Does are ready to mate at 16 months and bucks are ready by one year of age. The Sonoran pronghorn breed from July through September.2 Gestation is about 245 days. At birth, fawns weigh from five to seven pounds.

The Sonoran pronghorn feeds on herbs, cacti, and desert grasses. Similar to cows, the pronghorn has a rudiment stomach, or a four-part stomach. This is especially beneficial to the antelope because it allows for the digestion of roughly textured foods (cacti and other desert plants) and allows for a high level of water retention.

The Sonoran pronghorn has been listed federally endangered since June 2, 1970.

Sonoran Antelope in Pima County:
Only two groups of Sonoran pronghorn species remain: one in Sonora, Mexico, and one in Arizona. The current distribution of pronghorn in Arizona lies predominately in Pima County. The antelope's present range lies in the Barry M. Goldwater Range, Organ Pipe Cactus National Monument, and Cabeza Prieta National Wildlife Refuge, with occasional sightings in Bureau of Land Management lands.3 The Sonoran pronghorn numbers are very low, with only 150 (estimated) in Arizona, and 250 (estimated) in Mexico. The possibility of A. a. sonoriensis extinction looms near if adequate protection and planning is not implemented. U.S. Fish and Wildlife has developed a Sonoran pronghorn recovery plan, with the goal of eventually removing the pronghorn from the federally endangered list.

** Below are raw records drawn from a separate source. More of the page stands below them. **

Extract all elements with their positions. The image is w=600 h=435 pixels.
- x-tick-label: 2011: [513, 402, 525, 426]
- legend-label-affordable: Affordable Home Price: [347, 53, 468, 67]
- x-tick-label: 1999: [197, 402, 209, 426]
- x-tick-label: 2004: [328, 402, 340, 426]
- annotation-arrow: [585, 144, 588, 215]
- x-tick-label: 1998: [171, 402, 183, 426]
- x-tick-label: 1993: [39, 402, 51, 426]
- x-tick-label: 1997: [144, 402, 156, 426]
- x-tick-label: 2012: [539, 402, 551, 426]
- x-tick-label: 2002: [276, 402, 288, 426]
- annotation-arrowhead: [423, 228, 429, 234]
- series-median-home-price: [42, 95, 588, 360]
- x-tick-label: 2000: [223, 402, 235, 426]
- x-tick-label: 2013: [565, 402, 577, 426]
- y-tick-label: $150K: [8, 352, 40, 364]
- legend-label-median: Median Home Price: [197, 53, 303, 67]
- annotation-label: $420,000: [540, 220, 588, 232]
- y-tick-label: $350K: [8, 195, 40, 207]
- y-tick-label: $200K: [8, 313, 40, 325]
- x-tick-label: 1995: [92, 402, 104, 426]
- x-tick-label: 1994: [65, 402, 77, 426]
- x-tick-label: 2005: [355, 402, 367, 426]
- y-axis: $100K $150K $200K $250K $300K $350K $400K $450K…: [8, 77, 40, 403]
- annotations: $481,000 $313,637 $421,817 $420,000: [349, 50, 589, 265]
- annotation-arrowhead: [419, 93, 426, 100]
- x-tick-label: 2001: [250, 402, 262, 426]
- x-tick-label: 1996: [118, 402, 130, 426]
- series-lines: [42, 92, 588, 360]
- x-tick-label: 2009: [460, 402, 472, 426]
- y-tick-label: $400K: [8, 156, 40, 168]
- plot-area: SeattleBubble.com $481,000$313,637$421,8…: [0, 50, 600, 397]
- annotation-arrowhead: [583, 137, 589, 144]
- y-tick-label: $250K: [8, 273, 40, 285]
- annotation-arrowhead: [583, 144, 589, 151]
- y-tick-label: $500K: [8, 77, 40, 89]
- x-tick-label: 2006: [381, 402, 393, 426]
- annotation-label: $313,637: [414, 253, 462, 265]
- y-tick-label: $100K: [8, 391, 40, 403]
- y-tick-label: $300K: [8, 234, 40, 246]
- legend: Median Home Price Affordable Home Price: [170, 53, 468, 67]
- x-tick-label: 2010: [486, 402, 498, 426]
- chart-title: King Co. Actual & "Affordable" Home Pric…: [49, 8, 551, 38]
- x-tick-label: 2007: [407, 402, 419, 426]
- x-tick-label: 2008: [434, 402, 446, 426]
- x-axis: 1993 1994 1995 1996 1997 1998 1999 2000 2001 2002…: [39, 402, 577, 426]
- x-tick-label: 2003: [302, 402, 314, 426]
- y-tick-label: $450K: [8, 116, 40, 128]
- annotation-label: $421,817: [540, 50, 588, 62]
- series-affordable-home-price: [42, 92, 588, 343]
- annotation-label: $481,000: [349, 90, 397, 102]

1. U.S. Fish and Wildlife Service. Sonoran Pronghorn Recovery Plan Revision. August 30, 1994, Albuquerque, New Mexico.

2. Arizona Game and Fish Department. 1998. Antilocarpra americana sonoriensis. Unpublished abstract, Heritage Data Management System.

3. Environmental News Network. November 11, 1998. "Twelve Agencies Face Suit to Protect Pronghorn." ENN Daily News.